In July 2006, Nasseri’s 18-year stay at the airport officially ended when he was hospitalized. He had developed health problems. His “bench” living arrangements were dismantled. After some time in hospital, he was looked after by the French Red Cross, lodged temporarily in a hotel near the airport, and then eventually transferred to a charity reception centre in Paris. 

From about 2008 onwards, he lived in a shelter in Paris. But later in life, in 2022, he returned to the airport. The last weeks before his death were reportedly spent again in or around Charles de Gaulle. On 12 November 2022, he died of a heart attack inside the airport (Terminal 2F), at age 77. 

Throughout his time, Nasseri often expressed that he rejected forms of identity or nationality that didn’t match what he believed to be true. He insisted on the name “Sir Alfred Mehran.” He refused certain documents because they identified him as Iranian when he believed (or claimed) he was British or born somewhere else. 

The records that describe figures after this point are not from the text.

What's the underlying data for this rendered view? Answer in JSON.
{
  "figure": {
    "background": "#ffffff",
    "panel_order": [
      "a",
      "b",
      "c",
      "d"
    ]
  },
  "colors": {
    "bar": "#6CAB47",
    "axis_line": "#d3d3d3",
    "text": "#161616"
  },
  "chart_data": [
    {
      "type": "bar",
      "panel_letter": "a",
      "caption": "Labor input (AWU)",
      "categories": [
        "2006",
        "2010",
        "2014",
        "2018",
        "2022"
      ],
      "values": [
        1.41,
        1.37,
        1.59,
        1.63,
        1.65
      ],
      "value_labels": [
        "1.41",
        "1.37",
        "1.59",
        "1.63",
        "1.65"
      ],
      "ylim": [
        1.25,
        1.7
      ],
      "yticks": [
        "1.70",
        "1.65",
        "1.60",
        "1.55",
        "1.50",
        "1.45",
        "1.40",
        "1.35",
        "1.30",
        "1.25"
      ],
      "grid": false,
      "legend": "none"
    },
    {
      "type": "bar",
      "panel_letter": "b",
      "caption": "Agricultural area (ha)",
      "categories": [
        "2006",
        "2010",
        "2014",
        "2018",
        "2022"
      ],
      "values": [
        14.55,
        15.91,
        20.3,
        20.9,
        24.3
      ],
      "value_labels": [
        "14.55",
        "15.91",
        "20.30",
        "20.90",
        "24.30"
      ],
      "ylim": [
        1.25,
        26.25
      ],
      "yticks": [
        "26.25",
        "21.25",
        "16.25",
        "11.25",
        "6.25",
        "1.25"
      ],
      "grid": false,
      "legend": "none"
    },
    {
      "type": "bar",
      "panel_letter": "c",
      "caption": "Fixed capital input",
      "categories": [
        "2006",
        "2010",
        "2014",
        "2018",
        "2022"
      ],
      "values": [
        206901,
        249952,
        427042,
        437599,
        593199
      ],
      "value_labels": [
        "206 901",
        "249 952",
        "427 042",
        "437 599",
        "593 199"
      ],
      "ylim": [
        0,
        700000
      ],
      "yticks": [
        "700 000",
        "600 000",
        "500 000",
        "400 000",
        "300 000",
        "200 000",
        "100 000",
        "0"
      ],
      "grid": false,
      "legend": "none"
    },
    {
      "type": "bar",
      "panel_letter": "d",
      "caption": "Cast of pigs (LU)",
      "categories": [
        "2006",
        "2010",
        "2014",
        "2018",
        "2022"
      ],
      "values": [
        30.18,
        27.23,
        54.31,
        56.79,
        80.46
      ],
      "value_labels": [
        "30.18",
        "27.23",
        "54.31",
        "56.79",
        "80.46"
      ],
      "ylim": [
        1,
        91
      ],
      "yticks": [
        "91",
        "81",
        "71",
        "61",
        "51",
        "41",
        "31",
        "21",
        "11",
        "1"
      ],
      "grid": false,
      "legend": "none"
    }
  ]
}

When asked whether he regretted the years lost in an airport terminal, he reportedly said (in 2003) something like “No angry. I just want to know who my parents are.” It’s a striking sentiment — less about bitterness, more about identity, belonging. 

Nasseri’s story raises many questions: what does it mean to be stateless; what responsibility do states have to persons without papers; how human dignity perseveres (or at least tries) under limbo; what role mytholgy and storytelling play in shaping such a life. The airport, as neutral space, becomes a kind of microcosm for borders, law, identity, the passing of time.

At the time of death, observers noted that despite fame, his situation remained complicated. Though he inspired movies, documentaries, an opera, autobiography, his identity remained contested; the name, the nationality, and his legal status were never fully settled in a way that seemed to satisfy him. His story is both extraordinary and tragic: extraordinary for the endurance, the human character, the public attention; tragic for the years lost, the cold bureaucratic structures, and the solitude of legal statelessness.